I’m an independent journalist who writes about racial equity and scholarly research. I previously worked for more than a decade as a reporter at The Chronicle of Higher Education, the leading source for news about academia.
At The Chronicle, I wrote a series of articles about universities’ role in the nation’s reckoning with slavery. I investigated how Georgetown University and public flagships in Georgia and Mississippi buried their slave ties or blocked descendants’ attempts to redress that past. I examined how new slavery scholarship is recasting the narrative of capitalism, to the outrage of some economists, and challenging cherished public myths in cities like Detroit and New Orleans. I looked at how some universities that benefited from slavery, working with Black colleges and descendant communities, are becoming laboratories for modeling how institutions across society can create reparations programs. My reporting on colleges and slavery — described by Nikole Hannah-Jones as a “devastating indictment” of America’s inability to grapple with its history of enslavement — won a national feature-writing award from The Education Writers Association and has been cited by NPR, The Economist, The Washington Post, and The New York Times. I also worked to hold colleges accountable on racial justice more broadly by reporting on how they responded — or didn’t — to activist campaigns seeking to diversify curricula, reform policing, expand prison education, and remove Confederate icons.
My coverage of research, much of it for The Chronicle Review, focused on long- and short-form profiles of scholars stirring debate inside and outside academe. Subjects included sociologist Alice Goffman, whose account of young Black men caught up in the criminal-justice system instigated a research-ethics controversy; physicist William Happer, who shaped President Trump’s climate skepticism; anthropologist Jennifer S. Hirsch and psychologist Claude A. Mellins, who changed our understanding of campus sexual assault; Nancy MacLean, whose history of the right became an intellectual flashpoint; philosopher Christopher J. Lebron, who reframed the Black Lives Matter campaign; literary scholars Rita Felski and Lisa Ruddick, who attacked the cynicism and paranoia of their field; historian Caroline Elkins, whose research on Kenya’s Mau Mau uprising laid the groundwork for a landmark British reparations case; sociologist Saskia Sassen, who confronted her father’s relationship with Adolf Eichmann; economist Dani Rodrik, who took on the role of sleuth and political activist when his father-in-law was accused of plotting to overthrow the Turkish government; and Abdullah T. Antepli, an imam who became a lightning rod in campus Israel wars.
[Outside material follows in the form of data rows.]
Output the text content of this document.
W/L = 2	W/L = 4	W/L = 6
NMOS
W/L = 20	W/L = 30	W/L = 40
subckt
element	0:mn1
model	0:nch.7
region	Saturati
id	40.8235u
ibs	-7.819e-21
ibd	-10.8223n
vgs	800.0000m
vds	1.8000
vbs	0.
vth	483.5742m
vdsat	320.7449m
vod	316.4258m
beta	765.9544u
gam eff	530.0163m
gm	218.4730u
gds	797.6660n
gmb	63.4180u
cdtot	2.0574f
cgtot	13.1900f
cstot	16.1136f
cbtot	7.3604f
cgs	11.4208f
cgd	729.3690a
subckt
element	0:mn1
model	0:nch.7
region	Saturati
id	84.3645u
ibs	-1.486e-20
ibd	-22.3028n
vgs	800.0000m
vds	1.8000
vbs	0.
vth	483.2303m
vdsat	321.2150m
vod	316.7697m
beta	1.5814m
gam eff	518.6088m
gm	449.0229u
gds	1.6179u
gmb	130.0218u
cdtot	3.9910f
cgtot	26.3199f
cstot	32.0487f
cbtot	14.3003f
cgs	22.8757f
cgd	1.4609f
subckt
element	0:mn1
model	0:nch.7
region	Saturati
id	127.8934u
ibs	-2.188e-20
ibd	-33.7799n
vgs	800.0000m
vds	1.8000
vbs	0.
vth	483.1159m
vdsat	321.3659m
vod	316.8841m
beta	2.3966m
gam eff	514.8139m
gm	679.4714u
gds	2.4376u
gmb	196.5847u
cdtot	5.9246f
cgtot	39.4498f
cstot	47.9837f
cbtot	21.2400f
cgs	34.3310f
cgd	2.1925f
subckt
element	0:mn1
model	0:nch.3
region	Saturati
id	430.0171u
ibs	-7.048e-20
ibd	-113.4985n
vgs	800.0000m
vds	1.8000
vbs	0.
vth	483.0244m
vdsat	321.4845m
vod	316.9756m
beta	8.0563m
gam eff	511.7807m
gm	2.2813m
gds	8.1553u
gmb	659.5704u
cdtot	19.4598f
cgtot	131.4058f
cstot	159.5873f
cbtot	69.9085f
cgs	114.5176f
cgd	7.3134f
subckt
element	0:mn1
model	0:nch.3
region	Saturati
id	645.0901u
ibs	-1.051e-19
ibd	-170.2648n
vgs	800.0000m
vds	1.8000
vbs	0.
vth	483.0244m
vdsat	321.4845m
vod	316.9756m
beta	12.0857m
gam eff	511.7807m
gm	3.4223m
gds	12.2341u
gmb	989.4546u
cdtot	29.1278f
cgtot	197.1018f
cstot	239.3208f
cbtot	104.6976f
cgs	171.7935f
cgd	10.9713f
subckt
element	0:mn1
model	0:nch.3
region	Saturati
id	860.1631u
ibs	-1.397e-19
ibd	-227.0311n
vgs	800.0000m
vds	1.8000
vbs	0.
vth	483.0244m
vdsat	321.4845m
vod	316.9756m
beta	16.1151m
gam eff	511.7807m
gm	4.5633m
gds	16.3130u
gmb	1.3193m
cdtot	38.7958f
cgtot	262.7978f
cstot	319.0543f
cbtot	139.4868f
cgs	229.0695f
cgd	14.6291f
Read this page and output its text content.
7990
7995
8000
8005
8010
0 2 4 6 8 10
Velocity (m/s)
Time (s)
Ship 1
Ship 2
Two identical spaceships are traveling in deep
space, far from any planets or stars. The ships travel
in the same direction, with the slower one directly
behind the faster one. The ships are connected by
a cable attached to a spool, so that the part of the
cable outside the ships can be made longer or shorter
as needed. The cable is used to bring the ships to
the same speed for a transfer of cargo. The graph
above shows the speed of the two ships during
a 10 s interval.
Before moving to the ideas beat, I covered technology. I co-wrote a report examining how the Gates Foundation maintained an outsize influence over education policy by spending hundreds of millions on media, think tanks, and government advocacy to promote its controversial, tech-focused reform agenda. The project earned an investigative reporting prize from the Education Writers Association. I covered the rise of online learning: how innovations like hybrid classes, flipped classes, self-paced classes, and open online classes upended the student experience and disrupted college business models — while raising new concerns about fraud and the outsourcing of instruction to companies. I examined how colleges applied a “Moneyball” approach to mining data about student behavior, using algorithms to suggest friends and courses, personalize course materials, and predict failure — while raising new concerns about the erosion of privacy and the elimination of serendipity from college life. I covered the growth of digital humanities, including new majors that teach undergrads to deconstruct technologies rather than texts, Wikipedia-like archives that enlist the public to analyze historical data, and literary labs that machine-read millions of books.
Previously I covered religion and higher education for The Times Union newspaper in Albany, N.Y. I’ve also written for The Guardian and The New York Times. I studied literature at University of Michigan and journalism at Columbia. I grew up in Queens, N.Y. and Princeton, N.J. and now live with my wife and daughter in Washington, D.C.